With the Federal Reserve due to make a monetary decision at 2 p.m. ET today, its yearlong dance with a global market obsessed with its fine-tuning of U.S. monetary liquidity arrives at an extremely difficult phase–an especially awkward pirouette, perhaps.

Does the Fed press ahead with its plan to remove a further $10 billion from its monthly bond-buying program and so maintain an image of predictability in a sea of tumult? Or would that risk an even bigger panic by investors, who fret about the end of a long period of near-free money, and force it to make a credibility-challenging reversal in the days or weeks ahead?
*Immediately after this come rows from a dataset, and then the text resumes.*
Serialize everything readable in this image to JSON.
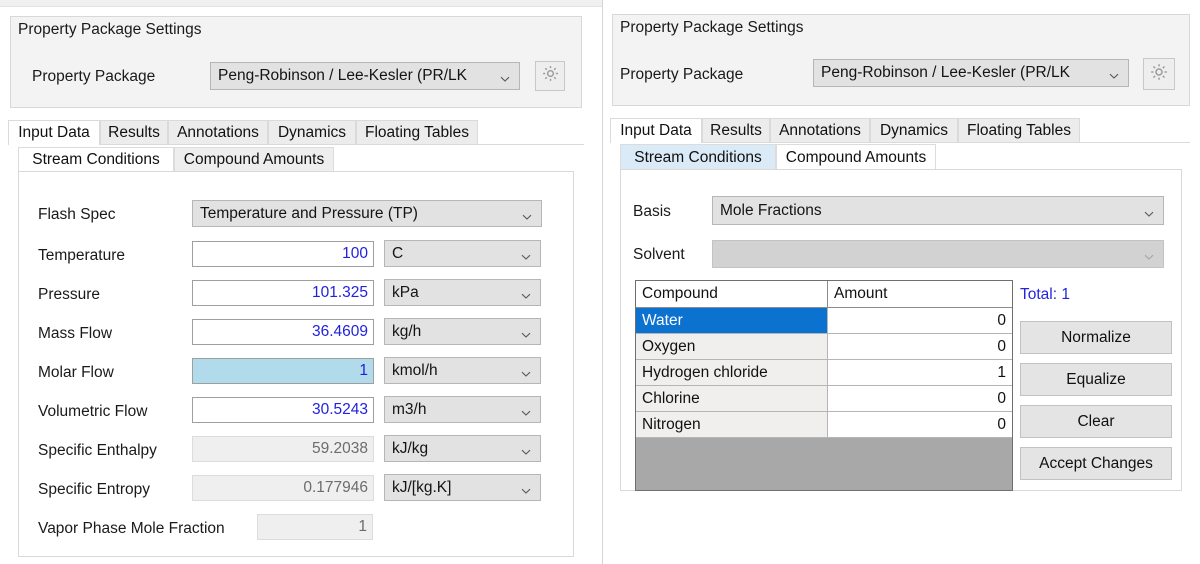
{
  "panels": {
    "left": {
      "groupbox": {
        "title": "Property Package Settings"
      },
      "property_package": {
        "label": "Property Package",
        "value": "Peng-Robinson / Lee-Kesler (PR/LK",
        "settings_icon": "gear-icon"
      },
      "outer_tabs": [
        {
          "label": "Input Data",
          "active": true
        },
        {
          "label": "Results",
          "active": false
        },
        {
          "label": "Annotations",
          "active": false
        },
        {
          "label": "Dynamics",
          "active": false
        },
        {
          "label": "Floating Tables",
          "active": false
        }
      ],
      "inner_tabs": [
        {
          "label": "Stream Conditions",
          "state": "active"
        },
        {
          "label": "Compound Amounts",
          "state": "inactive"
        }
      ],
      "flash_spec": {
        "label": "Flash Spec",
        "value": "Temperature and Pressure (TP)"
      },
      "rows": [
        {
          "label": "Temperature",
          "value": "100",
          "unit": "C",
          "state": "editable"
        },
        {
          "label": "Pressure",
          "value": "101.325",
          "unit": "kPa",
          "state": "editable"
        },
        {
          "label": "Mass Flow",
          "value": "36.4609",
          "unit": "kg/h",
          "state": "editable"
        },
        {
          "label": "Molar Flow",
          "value": "1",
          "unit": "kmol/h",
          "state": "focused"
        },
        {
          "label": "Volumetric Flow",
          "value": "30.5243",
          "unit": "m3/h",
          "state": "editable"
        },
        {
          "label": "Specific Enthalpy",
          "value": "59.2038",
          "unit": "kJ/kg",
          "state": "readonly"
        },
        {
          "label": "Specific Entropy",
          "value": "0.177946",
          "unit": "kJ/[kg.K]",
          "state": "readonly"
        }
      ],
      "vapor_fraction": {
        "label": "Vapor Phase Mole Fraction",
        "value": "1",
        "state": "readonly"
      }
    },
    "right": {
      "groupbox": {
        "title": "Property Package Settings"
      },
      "property_package": {
        "label": "Property Package",
        "value": "Peng-Robinson / Lee-Kesler (PR/LK",
        "settings_icon": "gear-icon"
      },
      "outer_tabs": [
        {
          "label": "Input Data",
          "active": true
        },
        {
          "label": "Results",
          "active": false
        },
        {
          "label": "Annotations",
          "active": false
        },
        {
          "label": "Dynamics",
          "active": false
        },
        {
          "label": "Floating Tables",
          "active": false
        }
      ],
      "inner_tabs": [
        {
          "label": "Stream Conditions",
          "state": "hover"
        },
        {
          "label": "Compound Amounts",
          "state": "active"
        }
      ],
      "basis": {
        "label": "Basis",
        "value": "Mole Fractions"
      },
      "solvent": {
        "label": "Solvent",
        "value": "",
        "state": "disabled"
      },
      "table": {
        "columns": [
          "Compound",
          "Amount"
        ],
        "rows": [
          {
            "compound": "Water",
            "amount": "0",
            "selected": true
          },
          {
            "compound": "Oxygen",
            "amount": "0",
            "selected": false
          },
          {
            "compound": "Hydrogen chloride",
            "amount": "1",
            "selected": false
          },
          {
            "compound": "Chlorine",
            "amount": "0",
            "selected": false
          },
          {
            "compound": "Nitrogen",
            "amount": "0",
            "selected": false
          }
        ]
      },
      "total": "Total: 1",
      "buttons": [
        {
          "label": "Normalize"
        },
        {
          "label": "Equalize"
        },
        {
          "label": "Clear"
        },
        {
          "label": "Accept Changes"
        }
      ]
    }
  },
  "colors": {
    "accent_selection": "#0b72d0",
    "value_blue": "#2222dd",
    "focused_field": "#b1dbea",
    "tab_hover": "#dbeaf7",
    "grid_empty": "#a8a8a8"
  }
}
We know what the Federal Open Market Committee wants to do. It wants to stick with the plan. But can it? Are markets in control now? My sense is that this risk-averse Fed–an institution that is still in the hands of Ben Bernanke, the architect of quantitative easing, for three more days – will worry most about that second, worst-case scenario and stand pat.
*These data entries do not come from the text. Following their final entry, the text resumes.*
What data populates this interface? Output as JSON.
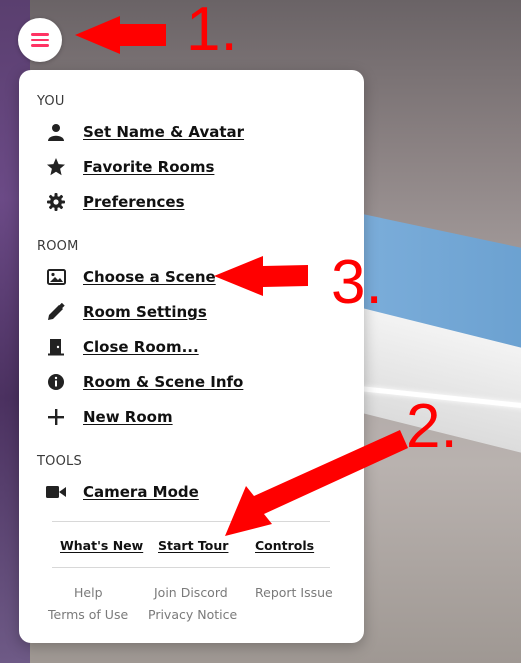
{
  "menu": {
    "sections": [
      {
        "title": "YOU",
        "items": [
          {
            "label": "Set Name & Avatar",
            "icon": "person-icon"
          },
          {
            "label": "Favorite Rooms",
            "icon": "star-icon"
          },
          {
            "label": "Preferences",
            "icon": "gear-icon"
          }
        ]
      },
      {
        "title": "ROOM",
        "items": [
          {
            "label": "Choose a Scene",
            "icon": "image-icon"
          },
          {
            "label": "Room Settings",
            "icon": "pencil-icon"
          },
          {
            "label": "Close Room...",
            "icon": "door-icon"
          },
          {
            "label": "Room & Scene Info",
            "icon": "info-icon"
          },
          {
            "label": "New Room",
            "icon": "plus-icon"
          }
        ]
      },
      {
        "title": "TOOLS",
        "items": [
          {
            "label": "Camera Mode",
            "icon": "video-camera-icon"
          }
        ]
      }
    ],
    "links": [
      "What's New",
      "Start Tour",
      "Controls"
    ],
    "footer": [
      "Help",
      "Join Discord",
      "Report Issue",
      "Terms of Use",
      "Privacy Notice"
    ]
  },
  "annotations": {
    "one": "1.",
    "two": "2.",
    "three": "3.",
    "color": "#ff0000"
  },
  "colors": {
    "menu_icon": "#ff3464",
    "panel_bg": "#ffffff"
  }
}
That isn’t the consensus expectation among economists–who are mostly calling for the Fed to cut its monthly purchase target to $65 billion from $75 billion. It’s also not the best solution. A halt in the tapering effort would open the Fed up to criticism that it is beholden to markets, a challenge to its long-term credibility. The best solution is for the Fed to take a stand against markets and live with the short-term cost of turmoil.

But past experience–for example, the decision in September not to start tapering bond-buying, despite economists’ expectations that it would– suggests the Fed will err on what it sees as the cautious side. It would justify this halt as a temporary move, giving markets time to stabilize. And it could point to the disappointing December jobs report for justification: Official data didn’t show the labor market improving as well as expected.

Comment by Whac-A-Bubble™
2014-01-31 07:13:27

Will the Fed soon halt its tapir?

Comment by Albuquerquedan
2014-01-31 08:47:30

Yes. I think that BB finally did some tapering so Yellen would not have to take all the blame. However, due to the world reaction, I think there will be a pause until the EM stabilize.

Comment by Professor Bear
2014-01-31 17:01:47

Yes, with a “relief rally” in EM stocks ahead (aka “dead cat bounce”).
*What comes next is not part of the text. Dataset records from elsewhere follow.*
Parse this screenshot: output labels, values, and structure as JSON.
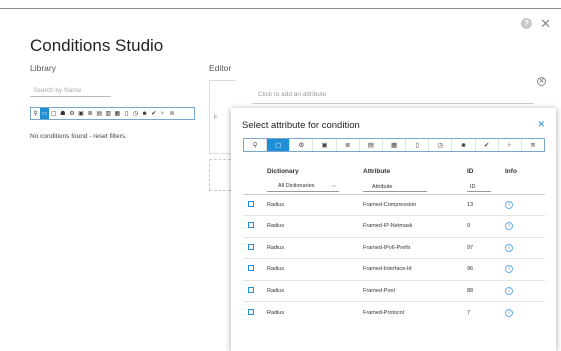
{
  "window": {
    "title": "Conditions Studio"
  },
  "library": {
    "label": "Library",
    "search_placeholder": "Search by Name",
    "icons": [
      "pin-icon",
      "card-icon",
      "square-icon",
      "users-icon",
      "gear-circle-icon",
      "monitor-icon",
      "list-icon",
      "screen-icon",
      "id-icon",
      "doc-icon",
      "device-icon",
      "clock-icon",
      "user-icon",
      "check-icon",
      "hierarchy-icon",
      "wifi-icon"
    ],
    "empty_message": "No conditions found - reset filters."
  },
  "editor": {
    "label": "Editor",
    "add_attribute_placeholder": "Click to add an attribute"
  },
  "popup": {
    "title": "Select attribute for condition",
    "icons": [
      "pin-icon",
      "square-icon",
      "gear-circle-icon",
      "monitor-icon",
      "list-icon",
      "screen-icon",
      "doc-icon",
      "device-icon",
      "clock-icon",
      "user-icon",
      "check-icon",
      "hierarchy-icon",
      "wifi-icon"
    ],
    "columns": [
      "Dictionary",
      "Attribute",
      "ID",
      "Info"
    ],
    "filters": {
      "dictionary": "All Dictionaries",
      "attribute": "Attribute",
      "id": "ID"
    },
    "rows": [
      {
        "dictionary": "Radius",
        "attribute": "Framed-Compression",
        "id": "13"
      },
      {
        "dictionary": "Radius",
        "attribute": "Framed-IP-Netmask",
        "id": "9"
      },
      {
        "dictionary": "Radius",
        "attribute": "Framed-IPv6-Prefix",
        "id": "97"
      },
      {
        "dictionary": "Radius",
        "attribute": "Framed-Interface-Id",
        "id": "96"
      },
      {
        "dictionary": "Radius",
        "attribute": "Framed-Pool",
        "id": "88"
      },
      {
        "dictionary": "Radius",
        "attribute": "Framed-Protocol",
        "id": "7"
      }
    ]
  },
  "colors": {
    "accent": "#1e8fd6",
    "border": "#7aa7c9"
  }
}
(Comments wont nest below this level)
Comment by taxpayers
2014-01-31 09:43:16

what is the 10yr bond telling us?

Comment by Professor Bear
2014-01-31 16:49:38

When the SHTF, buy long-term Treasurys.

Comment by Dodge Ram Van Man
2014-01-31 13:36:19

Much like wall street is in the crapper, without further ado… So, I got real sick a couple months back. Kind of sick where you’re throwing up, and every fart feels like a coin flip. So, anyhow, I manage to down an orange gatorade (If Gatorades were the Miami Heat, Orange is the Mario Chalmers of Gatorades in that it sucks but it’s never going away) and finally drift off to sleep in the guest bedroom. A while later I awake and something doesn’t feel right. There’s something wet and squishy under the sheets. I slowly pull the covers back in a Godfather-horse’s-head-scene kind of way and reveal that I’ve crapped myself in my sleep. Now, I’d crapped myself as an adult before, but that was when I was awake. And when you crap yourself when you’re awake, your butt alerts your brain almost as it’s happening, as if to say “I’m really sorry about this, here’s a heads up so you can get started on problem solving.” But when you wake up to having crap yourself, it’s like a big f- you from your intestines and you have to run through all the stages of grief before you get to the “how do I clean this up?” Since I’m sick, it’s the consistency of one of those Odwalla smoothies. In an effort to not have the mess drip on to the floor, I rip off the sheets and I shove them around my waist, much like you might do if you were trying to stop a leak on a boat. So now I’m totally naked, with a sheet wrapped around me and hanging down on to the floor, like I’m wearing the bottom half of a horrific wedding gown. And as I waddle towards the bathroom I hear the bedroom door open and turn my head just in time to see my wife staring at me, mouth agape. Real litmus test for the relationship, that one.

Comment by Professor Bear
2014-01-31 16:46:36

I take it this story is intended as a metaphor to describe this year’s version of the January Effect on Wall Street?